Plane & Pilot
Tuesday, February 7, 2012

Trans-Africa Adventure

Part II: From Cape Town to London in a Cessna 206

Bom-Bom is at the northern tip of this small island paradise, with luxurious wooden huts set back from the beach. To describe the place as "away from it all" conveys too much sense of frenetic activity—perfect for another rest day. Dining under the stars by candlelight, our table strewn with fresh red hibiscus blooms on the white tablecloth, life was good, and the meal was simply excellent.

The flight north from Príncipe was a crux moment, crossing the ITCZ ("the itch"). Despite a discouraging (but predictable) forecast, we departed north and had a good flight. The visibility was poor but workable until we approached the Nigerian coast where it cleared. The flare stacks of the Niger Delta were all around, burning bright.

Entry into Nigeria was something of an ordeal—this is Africa's most populous country (almost 200 million people in an area only a little bigger than Texas). After a crazy drive through Port Harcourt traffic, we arrived at our hotel. Our return journey to the airport the next morning was more relaxed (though probably only because we knew what to expect).

It was with a sense of relief that we got airborne—it's not often that the cockpit of a light airplane can seem serenity itself! We had over 400 nm to Kano in northern Nigeria—which also marked our move from equatorial jungle to the beginning of the Sahara. The flight wasn't easy, as our forward visibility was poor (though vertical visibility was perfect even from 7,000 feet), and there was lots of radio chat to maintain separation. The runway became visible three miles out, and we landed in turn. The airfield officials couldn't get their heads around the arrival of our aircraft. "What flight number did you arrive on?" they asked repeatedly. "Where are your passengers?" No, we were Captain and crew of an aircraft that has no passengers. Still confused, they waved us through with a smile into the sprawling, bustling desert city.

The next day, we returned with 16 gallons of Mogas for one of the planes. Potential problems with security were sidestepped when Sam Rutherford of Prepare2go suggested that perhaps it was apple juice! The leg we were to fly was straightforward, but the air was full of dust, and a high-pressure area had settled over the region, preventing it from clearing—but there was blue sky above. Sam decided that he and I would go first to Agadez, in Niger. On landing, he would use the satphone to call Adam (also from Prepare2go) back in Kano with a pirep.

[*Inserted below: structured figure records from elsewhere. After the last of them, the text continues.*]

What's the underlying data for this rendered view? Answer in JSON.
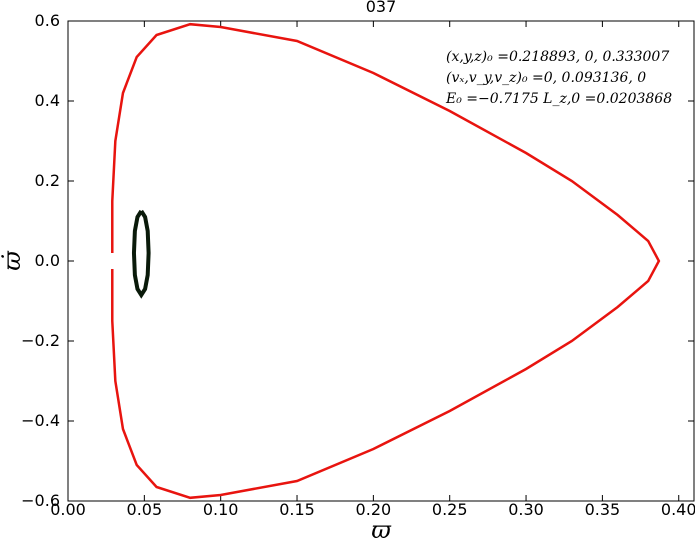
{
  "chart_data": {
    "type": "line",
    "title": "037",
    "xlabel": "ϖ",
    "ylabel": "ϖ̇",
    "annotations": [
      "(x,y,z)₀ =0.218893, 0, 0.333007",
      "(vₓ,v_y,v_z)₀ =0, 0.093136, 0",
      "E₀ =−0.7175  L_z,0 =0.0203868"
    ],
    "xlim": [
      0,
      0.41
    ],
    "ylim": [
      -0.6,
      0.6
    ],
    "xticks": [
      {
        "value": 0,
        "label": "0.00"
      },
      {
        "value": 0.05,
        "label": "0.05"
      },
      {
        "value": 0.1,
        "label": "0.10"
      },
      {
        "value": 0.15,
        "label": "0.15"
      },
      {
        "value": 0.2,
        "label": "0.20"
      },
      {
        "value": 0.25,
        "label": "0.25"
      },
      {
        "value": 0.3,
        "label": "0.30"
      },
      {
        "value": 0.35,
        "label": "0.35"
      },
      {
        "value": 0.4,
        "label": "0.40"
      }
    ],
    "yticks": [
      {
        "value": -0.6,
        "label": "−0.6"
      },
      {
        "value": -0.4,
        "label": "−0.4"
      },
      {
        "value": -0.2,
        "label": "−0.2"
      },
      {
        "value": 0,
        "label": "0.0"
      },
      0.2,
      0.4,
      0.6
    ],
    "series": [
      {
        "color": "#e8140f",
        "width": 2.5,
        "x": [
          0.029,
          0.029,
          0.031,
          0.036,
          0.045,
          0.058,
          0.08,
          0.1,
          0.15,
          0.2,
          0.25,
          0.3,
          0.33,
          0.36,
          0.38,
          0.387,
          0.38,
          0.36,
          0.33,
          0.3,
          0.25,
          0.2,
          0.15,
          0.1,
          0.08,
          0.058,
          0.045,
          0.036,
          0.031,
          0.029,
          0.029
        ],
        "values": [
          0.02,
          0.15,
          0.3,
          0.42,
          0.51,
          0.565,
          0.592,
          0.585,
          0.55,
          0.47,
          0.375,
          0.27,
          0.2,
          0.115,
          0.05,
          0,
          -0.05,
          -0.115,
          -0.2,
          -0.27,
          -0.375,
          -0.47,
          -0.55,
          -0.585,
          -0.592,
          -0.565,
          -0.51,
          -0.42,
          -0.3,
          -0.15,
          -0.02
        ]
      },
      {
        "color": "#0a1a0a",
        "width": 4,
        "x": [
          0.048,
          0.0505,
          0.0522,
          0.0528,
          0.0522,
          0.0505,
          0.048,
          0.0455,
          0.0438,
          0.0432,
          0.0438,
          0.0455,
          0.048
        ],
        "values": [
          0.125,
          0.11,
          0.075,
          0.02,
          -0.035,
          -0.07,
          -0.085,
          -0.07,
          -0.035,
          0.02,
          0.075,
          0.11,
          0.125
        ]
      }
    ]
  }
}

My plane was chosen for the test flight since if we were unable to land at Agadez, I could (just) return to Kano. The flight went smoothly, and everyone else then followed.

A short flight and removing two letters—but what a difference. As well as being Africa's poorest country, it's also one of the least populated—an utter contrast from its southern neighbor. On landing, we refueled quickly and were taken to our auberge, which turned out to be a delightful Touareg-style oasis in the center of Agadez. We visited the world-famous mosque; some even climbed to the top of the minaret.